Magnetic resonance imaging is an imaging technique that provides superior tissue visualization of human anatomy. Magnetic resonance imaging is more sophisticated than the human eye and clearly can distinguish normal versus abnormal tissue. Magnetic resonance imaging is preferred in image-guided surgery because of its high tissue contrast and spatial resolution. The technique is different from computed tomography (CT) and x-rays because it uses a magnetic field instead of ionizing radiation. Before imaging, a transmit receive coil (ie, antenna) is placed around the area to be imaged.
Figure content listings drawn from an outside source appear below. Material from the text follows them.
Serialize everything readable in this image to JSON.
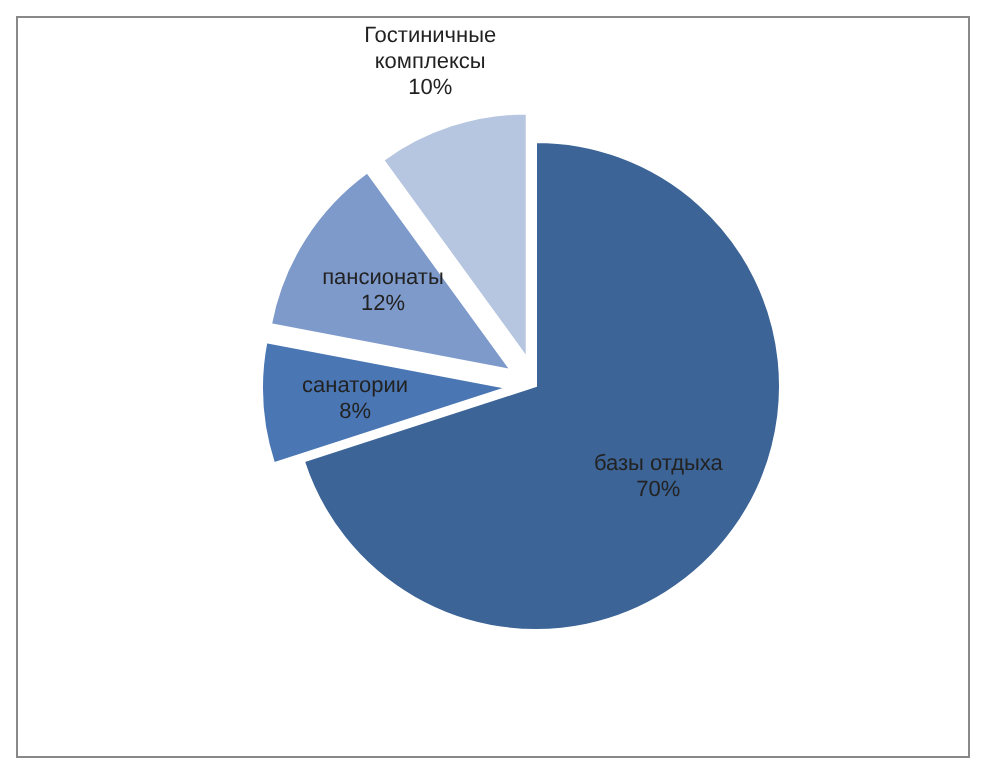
{
  "chart_data": {
    "type": "pie",
    "categories": [
      "базы отдыха",
      "санатории",
      "пансионаты",
      "Гостиничные комплексы"
    ],
    "values": [
      70,
      8,
      12,
      10
    ],
    "colors": [
      "#3c6496",
      "#4a77b4",
      "#7e9acb",
      "#b6c5e0"
    ],
    "value_labels": [
      "70%",
      "8%",
      "12%",
      "10%"
    ]
  }
}
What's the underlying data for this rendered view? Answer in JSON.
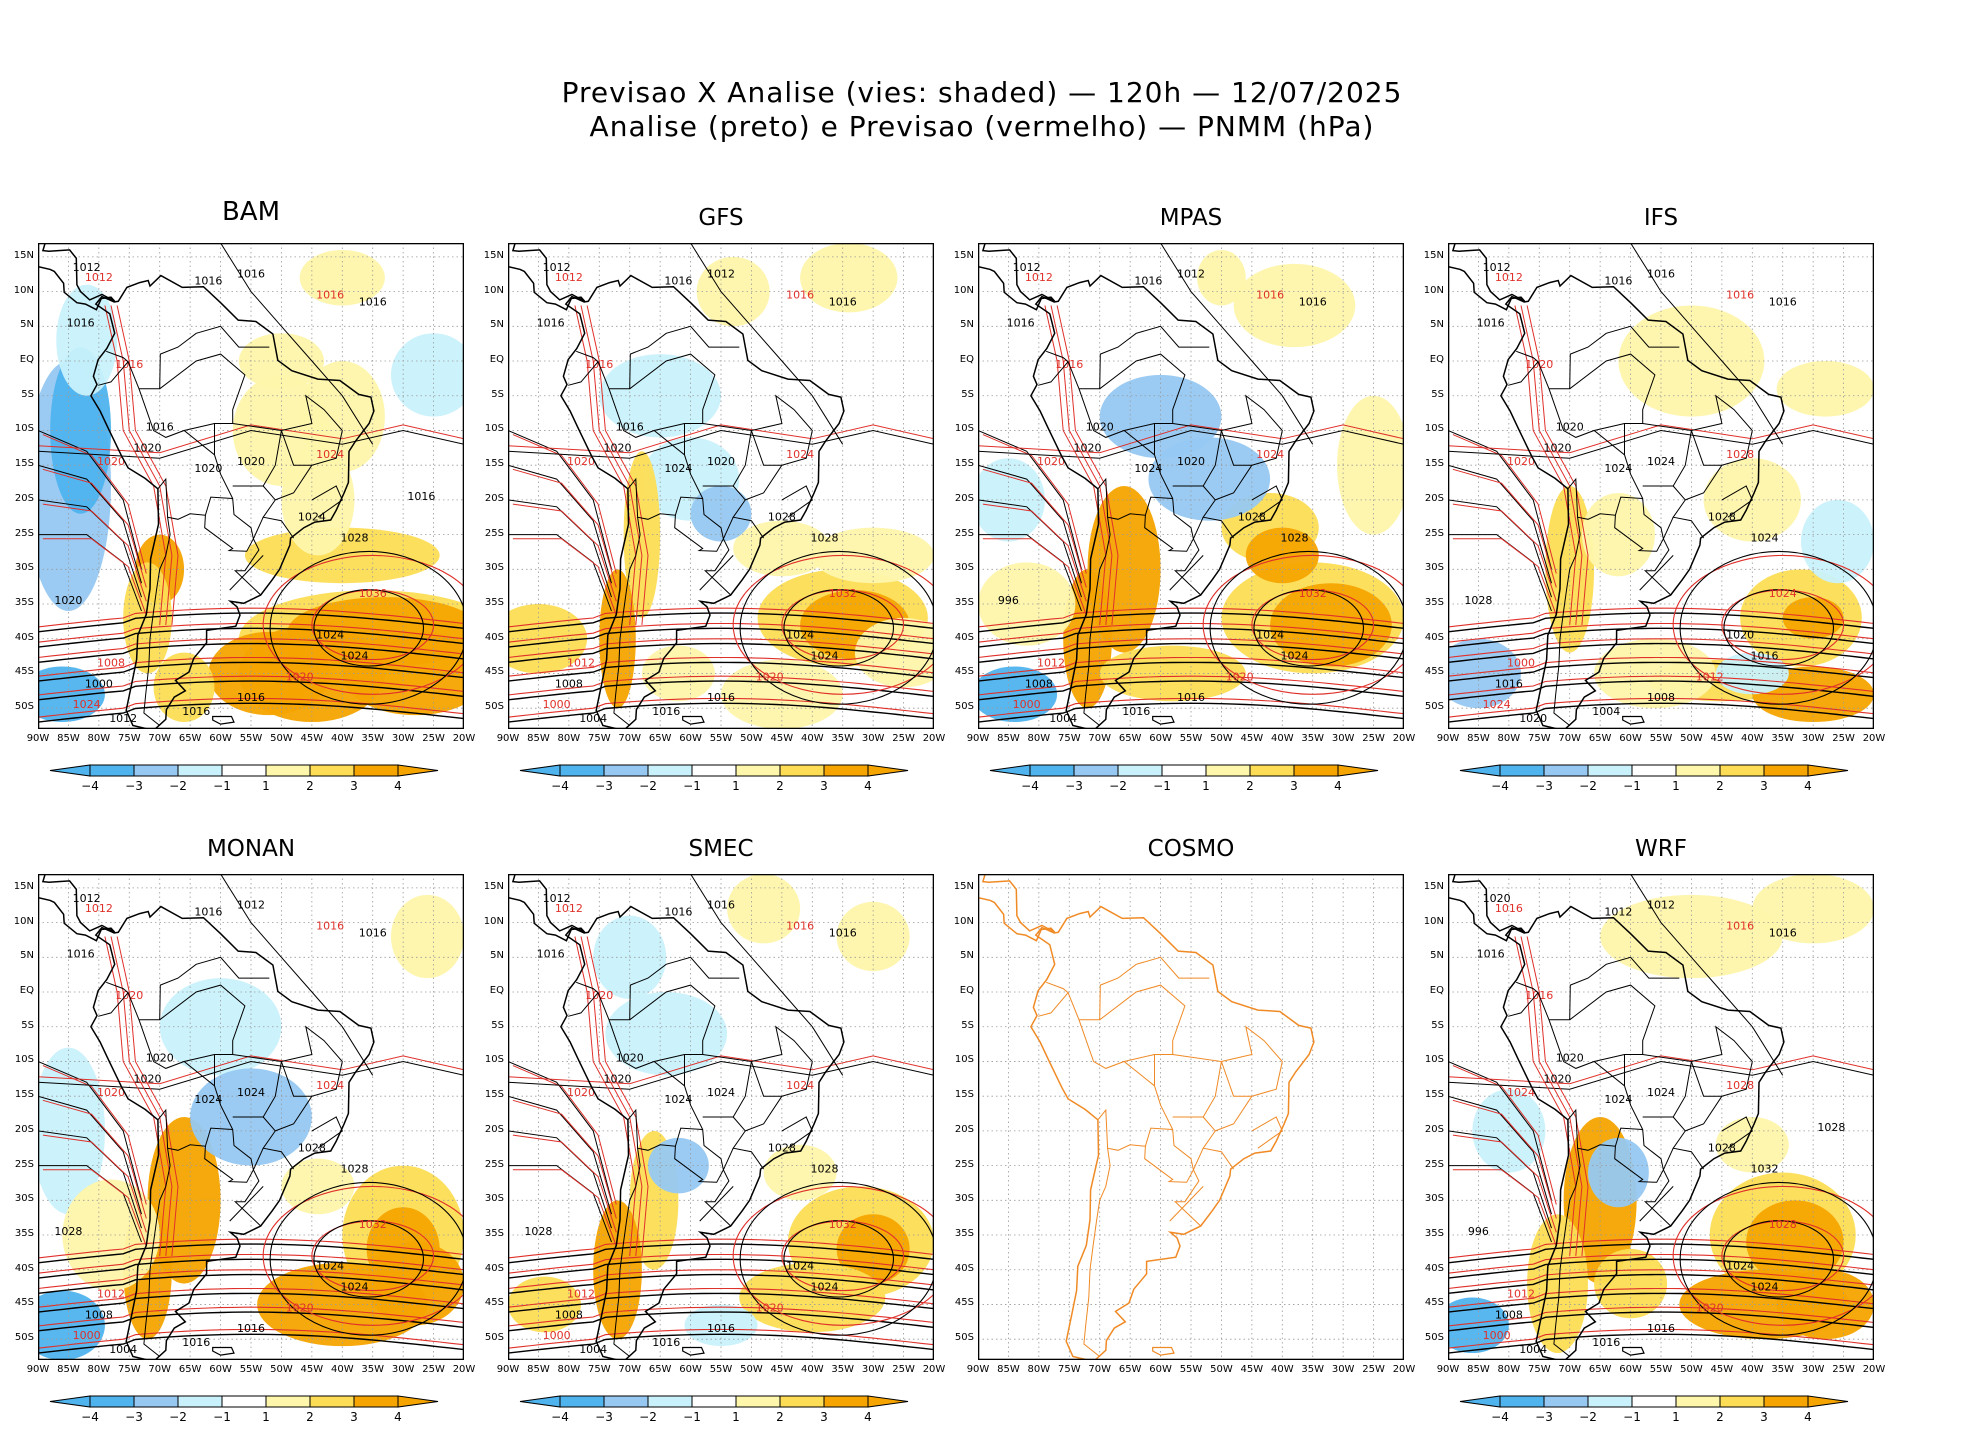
{
  "header": {
    "title_line1": "Previsao X Analise (vies: shaded) — 120h — 12/07/2025",
    "title_line2": "Analise (preto) e Previsao (vermelho) — PNMM (hPa)"
  },
  "colors": {
    "neg4": "#4fb3ee",
    "neg3": "#96c8f2",
    "neg2": "#c9f1fb",
    "neutral": "#ffffff",
    "pos2": "#fef6aa",
    "pos3": "#fddd55",
    "pos4": "#f6a400",
    "analysis_line": "#000000",
    "forecast_line": "#e0302a",
    "coast_cosmo": "#f08a25"
  },
  "chart_data": [
    {
      "type": "map",
      "title": "BAM",
      "has_data": true
    },
    {
      "type": "map",
      "title": "GFS",
      "has_data": true
    },
    {
      "type": "map",
      "title": "MPAS",
      "has_data": true
    },
    {
      "type": "map",
      "title": "IFS",
      "has_data": true
    },
    {
      "type": "map",
      "title": "MONAN",
      "has_data": true
    },
    {
      "type": "map",
      "title": "SMEC",
      "has_data": true
    },
    {
      "type": "map",
      "title": "COSMO",
      "has_data": false
    },
    {
      "type": "map",
      "title": "WRF",
      "has_data": true
    }
  ],
  "axes": {
    "lon_labels": [
      "90W",
      "85W",
      "80W",
      "75W",
      "70W",
      "65W",
      "60W",
      "55W",
      "50W",
      "45W",
      "40W",
      "35W",
      "30W",
      "25W",
      "20W"
    ],
    "lat_labels": [
      "15N",
      "10N",
      "5N",
      "EQ",
      "5S",
      "10S",
      "15S",
      "20S",
      "25S",
      "30S",
      "35S",
      "40S",
      "45S",
      "50S"
    ],
    "lon_range": [
      -90,
      -20
    ],
    "lat_range": [
      -53,
      17
    ]
  },
  "colorbar": {
    "labels": [
      "−4",
      "−3",
      "−2",
      "−1",
      "1",
      "2",
      "3",
      "4"
    ]
  },
  "contour_labels": {
    "BAM": [
      "1012",
      "1012",
      "1016",
      "1016",
      "1016",
      "1016",
      "1016",
      "1016",
      "1016",
      "1020",
      "1020",
      "1020",
      "1020",
      "1024",
      "1024",
      "1028",
      "1036",
      "1024",
      "1024",
      "1020",
      "1016",
      "1016",
      "1008",
      "1000",
      "1012",
      "1024",
      "1020",
      "1016"
    ],
    "GFS": [
      "1012",
      "1012",
      "1016",
      "1012",
      "1016",
      "1016",
      "1016",
      "1016",
      "1016",
      "1020",
      "1020",
      "1020",
      "1024",
      "1024",
      "1028",
      "1028",
      "1032",
      "1024",
      "1024",
      "1020",
      "1016",
      "1016",
      "1012",
      "1008",
      "1004",
      "1000"
    ],
    "MPAS": [
      "1012",
      "1012",
      "1016",
      "1012",
      "1016",
      "1016",
      "1016",
      "1016",
      "1020",
      "1020",
      "1020",
      "1020",
      "1024",
      "1024",
      "1028",
      "1028",
      "1032",
      "1024",
      "1024",
      "1020",
      "1016",
      "1016",
      "1012",
      "1008",
      "1004",
      "1000",
      "996"
    ],
    "IFS": [
      "1012",
      "1012",
      "1016",
      "1016",
      "1016",
      "1016",
      "1016",
      "1020",
      "1020",
      "1020",
      "1020",
      "1024",
      "1024",
      "1028",
      "1028",
      "1024",
      "1024",
      "1020",
      "1016",
      "1012",
      "1008",
      "1004",
      "1000",
      "1016",
      "1020",
      "1024",
      "1028"
    ],
    "MONAN": [
      "1012",
      "1012",
      "1016",
      "1012",
      "1016",
      "1016",
      "1016",
      "1020",
      "1020",
      "1020",
      "1020",
      "1024",
      "1024",
      "1024",
      "1028",
      "1028",
      "1032",
      "1024",
      "1024",
      "1020",
      "1016",
      "1016",
      "1012",
      "1008",
      "1004",
      "1000",
      "1028"
    ],
    "SMEC": [
      "1012",
      "1012",
      "1016",
      "1016",
      "1016",
      "1016",
      "1016",
      "1020",
      "1020",
      "1020",
      "1020",
      "1024",
      "1024",
      "1024",
      "1028",
      "1028",
      "1032",
      "1024",
      "1024",
      "1020",
      "1016",
      "1016",
      "1012",
      "1008",
      "1004",
      "1000",
      "1028"
    ],
    "COSMO": [],
    "WRF": [
      "1020",
      "1016",
      "1012",
      "1012",
      "1016",
      "1016",
      "1016",
      "1016",
      "1020",
      "1020",
      "1024",
      "1024",
      "1024",
      "1028",
      "1028",
      "1032",
      "1028",
      "1024",
      "1024",
      "1020",
      "1016",
      "1016",
      "1012",
      "1008",
      "1004",
      "1000",
      "996",
      "1028"
    ]
  }
}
The magnetic field causes the patient's hydrogen atoms to align with the magnetic field. Radio frequency (RF) waves then are transmitted to the anatomy of interest via the coil. The RF waves cause the hydrogen atoms to flip out of and back into the aligned state within milliseconds. The energy that is created by this process produces a signal that then is processed by the computer and reconstructed into an image. Varied tissue properties cause normal and abnormal tissue to appear differently on images, which allows a physician to detect disease (ie, tumor tissue will differ from surrounding normal tissue).
The intraoperative MRI scanner was designed by making modifications to a conventional MRI unit. These modifications resulted in a double donut-shaped, open magnet with a 56-cm vertical gap that allows direct patient access for two physicians (Figure 2). Intraoperative magnetic resonance images are displayed on monitors within the gap. The anesthetized patient is placed in the center of the magnet and will remain there throughout the surgery. The sides of the magnet are draped sterilely, as is the patient, which allows surgeons to work within a sterile field. Magnetic resonance images are taken at various points throughout the resection. All this is accomplished without having to move the patient, disturb the sterile field, or remove instrumentation from the surgical area.
[FIGURE 2 OMITTED]
The scanner is housed in an OR fully equipped with MR-compatible instrumentation, surgical equipment, and anesthesia and patient monitors. Visual and two-way audio communication is installed in the room to enhance interaction among the surgeon and radiology staff members in the control area outside the OR.